Endocrine Abstracts

Testicular adrenal rest tumors (TART) are frequently detected in male patients with 21-hydroxylase (21-OH) deficiency. Increase in plasma ACTH levels, due to cortisol deficit, is responsible for TART growth. Indeed, glucocorticoid substitution reduces both plasma ACTH and TART development in the majority of patients. Nevertheless, some patients with TART are resistant to the glucocorticoid treatment, suggesting the existence of other factors stimulating TART growth. The aim of the study was to characterize the phenotype of TART cells in the testicular tissue of a treatment-resistant 38-year-old patient. It also aimed to investigate the expression of the serotonin (5-HT) signaling pathway in TART, similar to that described in adrenal hyperplasias of patients with 21-OH mutations (Le Mestre et al. JCEM 2019; 104:4967-80). Immunostainings showed the presence of ACTH receptor (MC2R), 3β-hydroxysteroid dehydrogenase (3β-HSD2), a steroidogenic enzyme involved in the synthesis of glucocorticoids and androgens, and 11β-hydroxylase, the key enzyme for cortisol production, in the majority of TART cells.

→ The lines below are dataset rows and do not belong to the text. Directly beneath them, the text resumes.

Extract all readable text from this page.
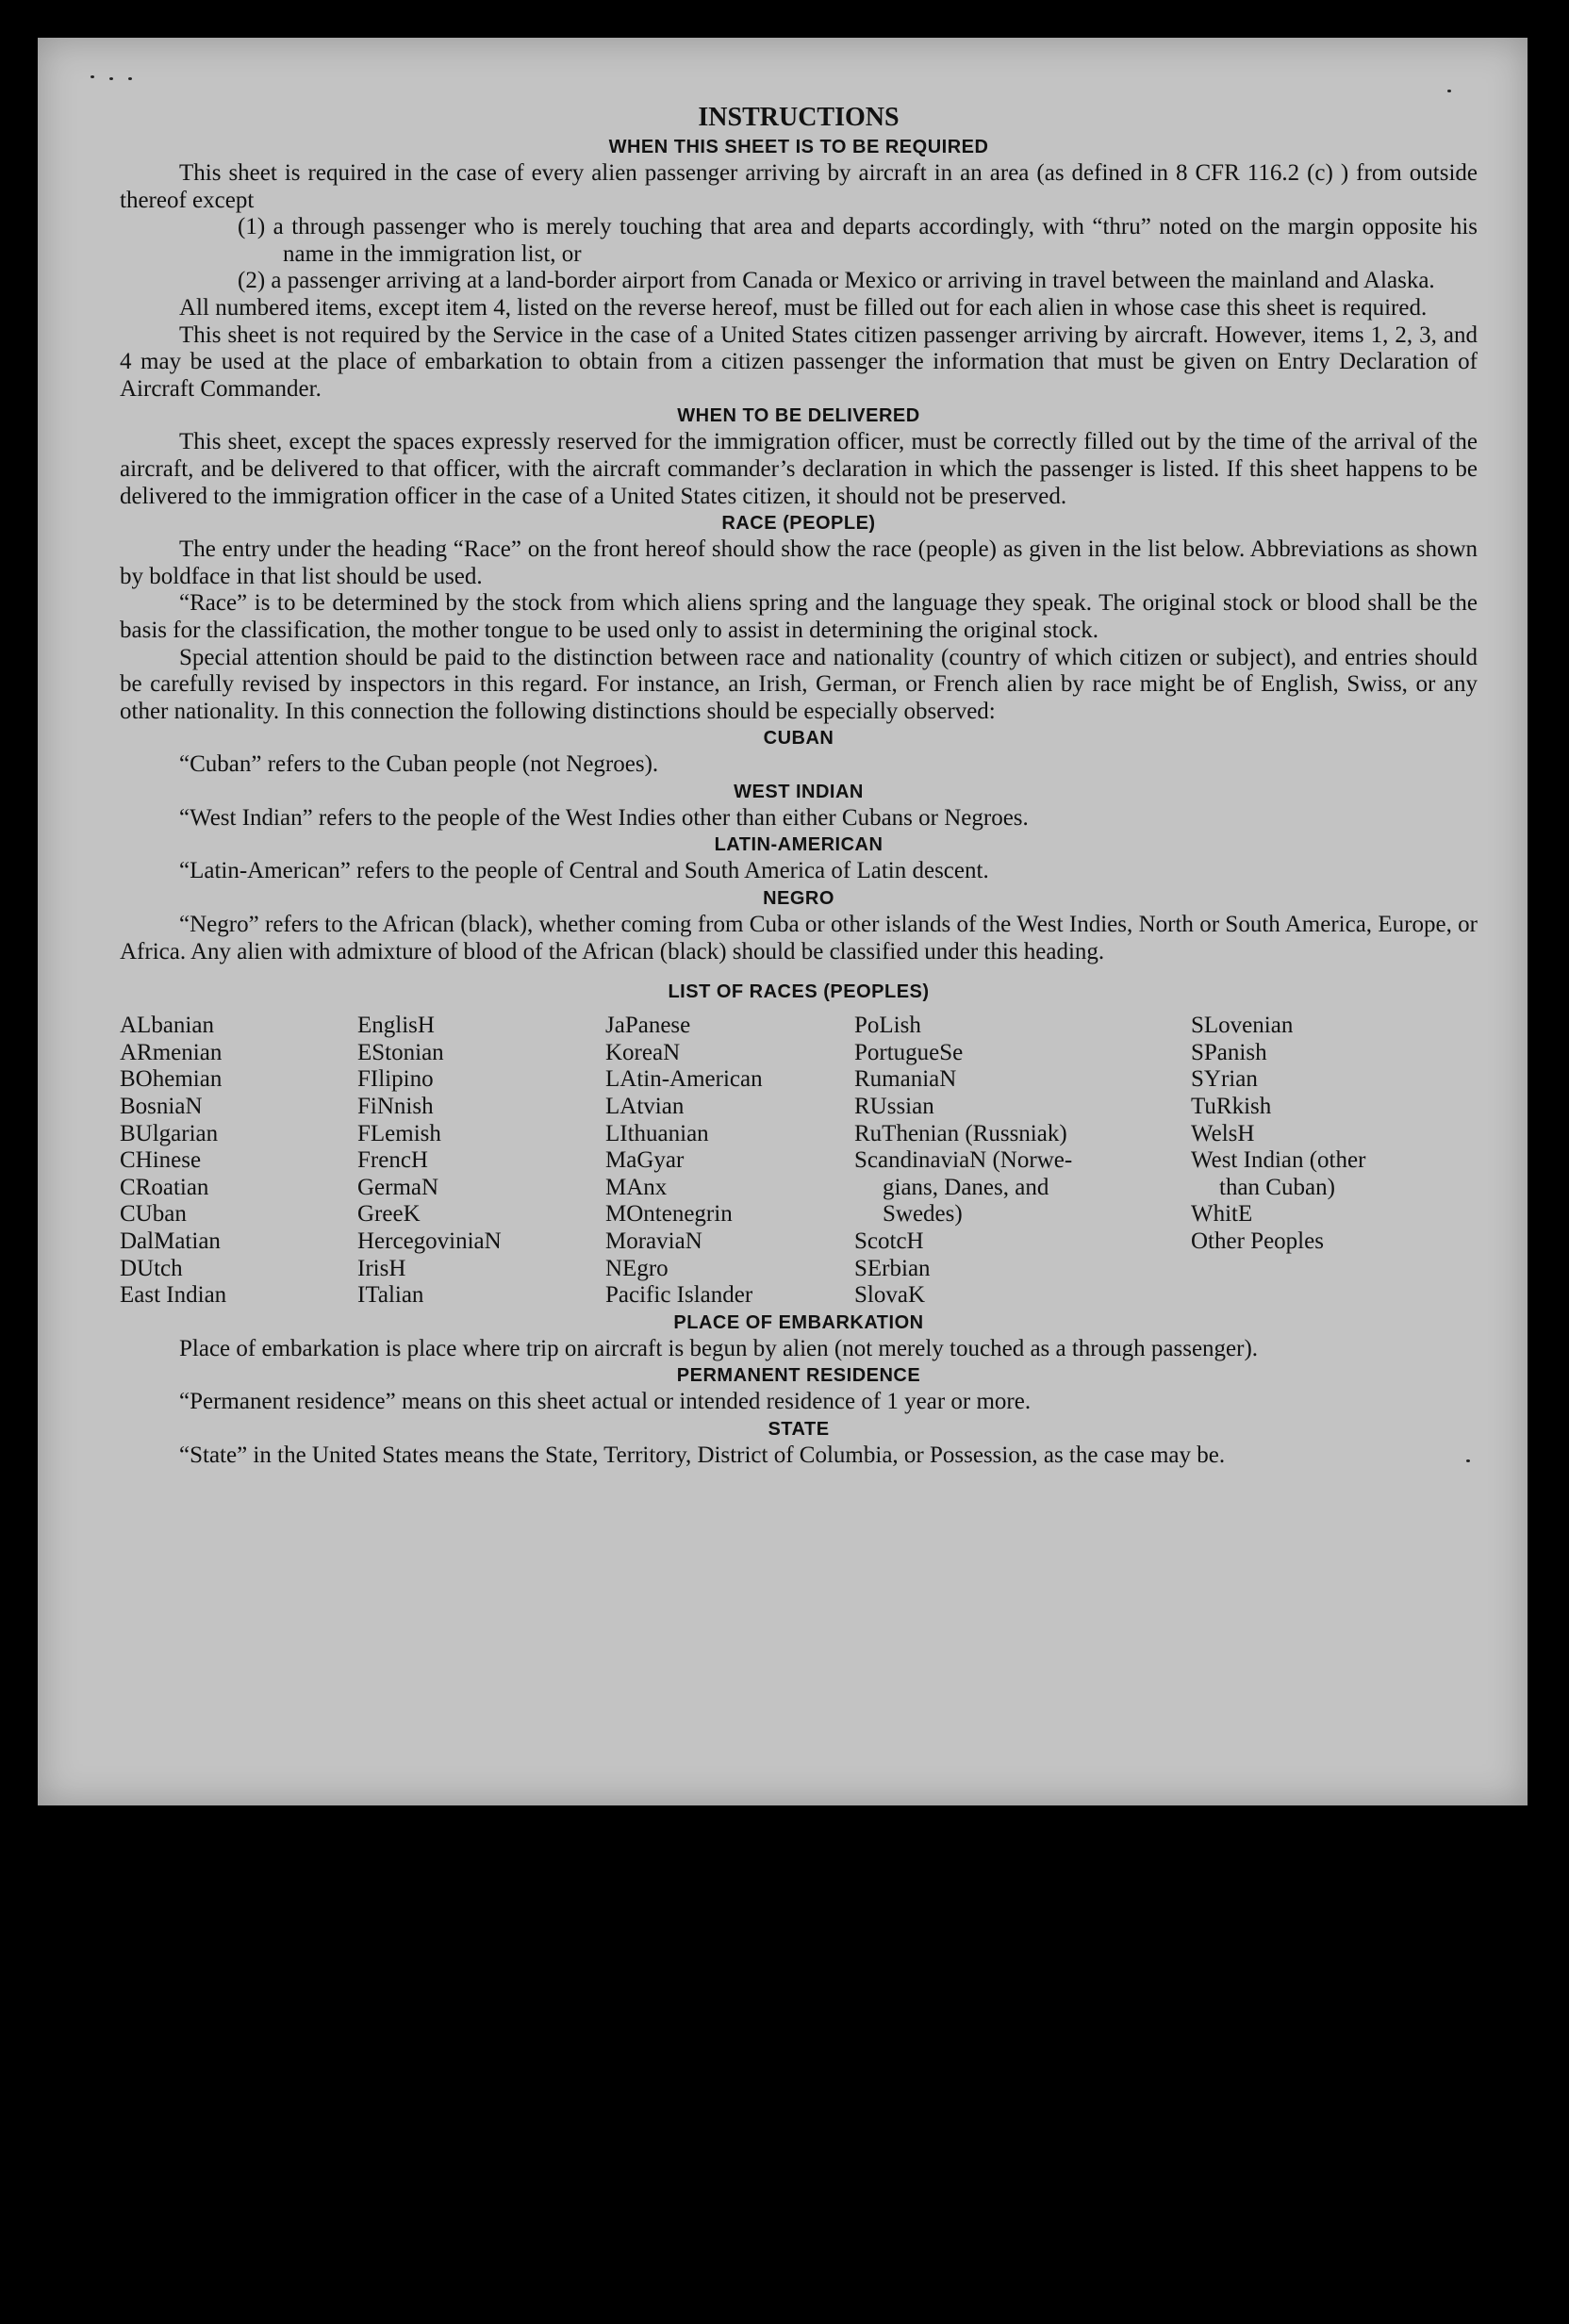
INSTRUCTIONS
WHEN THIS SHEET IS TO BE REQUIRED

This sheet is required in the case of every alien passenger arriving by aircraft in an area (as defined in 8 CFR 116.2 (c) ) from outside thereof except

(1) a through passenger who is merely touching that area and departs accordingly, with “thru” noted on the margin opposite his name in the immigration list, or

(2) a passenger arriving at a land-border airport from Canada or Mexico or arriving in travel between the mainland and Alaska.

All numbered items, except item 4, listed on the reverse hereof, must be filled out for each alien in whose case this sheet is required.

This sheet is not required by the Service in the case of a United States citizen passenger arriving by aircraft. However, items 1, 2, 3, and 4 may be used at the place of embarkation to obtain from a citizen passenger the information that must be given on Entry Declaration of Aircraft Commander.

WHEN TO BE DELIVERED

This sheet, except the spaces expressly reserved for the immigration officer, must be correctly filled out by the time of the arrival of the aircraft, and be delivered to that officer, with the aircraft commander’s declaration in which the passenger is listed. If this sheet happens to be delivered to the immigration officer in the case of a United States citizen, it should not be preserved.

RACE (PEOPLE)

The entry under the heading “Race” on the front hereof should show the race (people) as given in the list below. Abbreviations as shown by boldface in that list should be used.

“Race” is to be determined by the stock from which aliens spring and the language they speak. The original stock or blood shall be the basis for the classification, the mother tongue to be used only to assist in determining the original stock.

Special attention should be paid to the distinction between race and nationality (country of which citizen or subject), and entries should be carefully revised by inspectors in this regard. For instance, an Irish, German, or French alien by race might be of English, Swiss, or any other nationality. In this connection the following distinctions should be especially observed:

CUBAN

“Cuban” refers to the Cuban people (not Negroes).

WEST INDIAN

“West Indian” refers to the people of the West Indies other than either Cubans or Negroes.

LATIN-AMERICAN

“Latin-American” refers to the people of Central and South America of Latin descent.

NEGRO

“Negro” refers to the African (black), whether coming from Cuba or other islands of the West Indies, North or South America, Europe, or Africa. Any alien with admixture of blood of the African (black) should be classified under this heading.

LIST OF RACES (PEOPLES)
ALbanian
ARmenian
BOhemian
BosniaN
BUlgarian
CHinese
CRoatian
CUban
DalMatian
DUtch
East Indian
EnglisH
EStonian
FIlipino
FiNnish
FLemish
FrencH
GermaN
GreeK
HercegovinіaN
IrisH
ITalian
JaPanese
KoreaN
LAtin-American
LAtvian
LIthuanian
MaGyar
MAnx
MOntenegrin
MoraviaN
NEgro
Pacific Islander
PoLish
PortugueSe
RumaniaN
RUssian
RuThenian (Russniak)
ScandinaviaN (Norwe-
gians, Danes, and
Swedes)
ScotcH
SErbian
SlovaK
SLovenian
SPanish
SYrian
TuRkish
WelsH
West Indian (other
than Cuban)
WhitE
Other Peoples
PLACE OF EMBARKATION

Place of embarkation is place where trip on aircraft is begun by alien (not merely touched as a through passenger).

PERMANENT RESIDENCE

“Permanent residence” means on this sheet actual or intended residence of 1 year or more.

STATE

“State” in the United States means the State, Territory, District of Columbia, or Possession, as the case may be.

In addition, some tumor cells were immunopositive for 17β-HSD type 5 (17β-HSD5, AKR1C3), the enzyme responsible for testosterone synthesis in adrenal glands, whereas they were immunonegative for 17β-HSD3, the testicular isoenzyme. The study revealed the expression of TPH1, the limitant enzyme in 5-HT synthesis, and 5-HT receptor types 4 and 6 in the tissue. These data confirm the adrenal phenotype of TART cells and demonstrate expression of several actors of the 5-HT signaling pathway in the patient’s TART tissue. This work should be extended to a series of TART tissues. Moreover, in vitro functional studies conducted on TART cell cultures might evaluate a possible role of locally-produced 5-HT on tumor cell proliferation.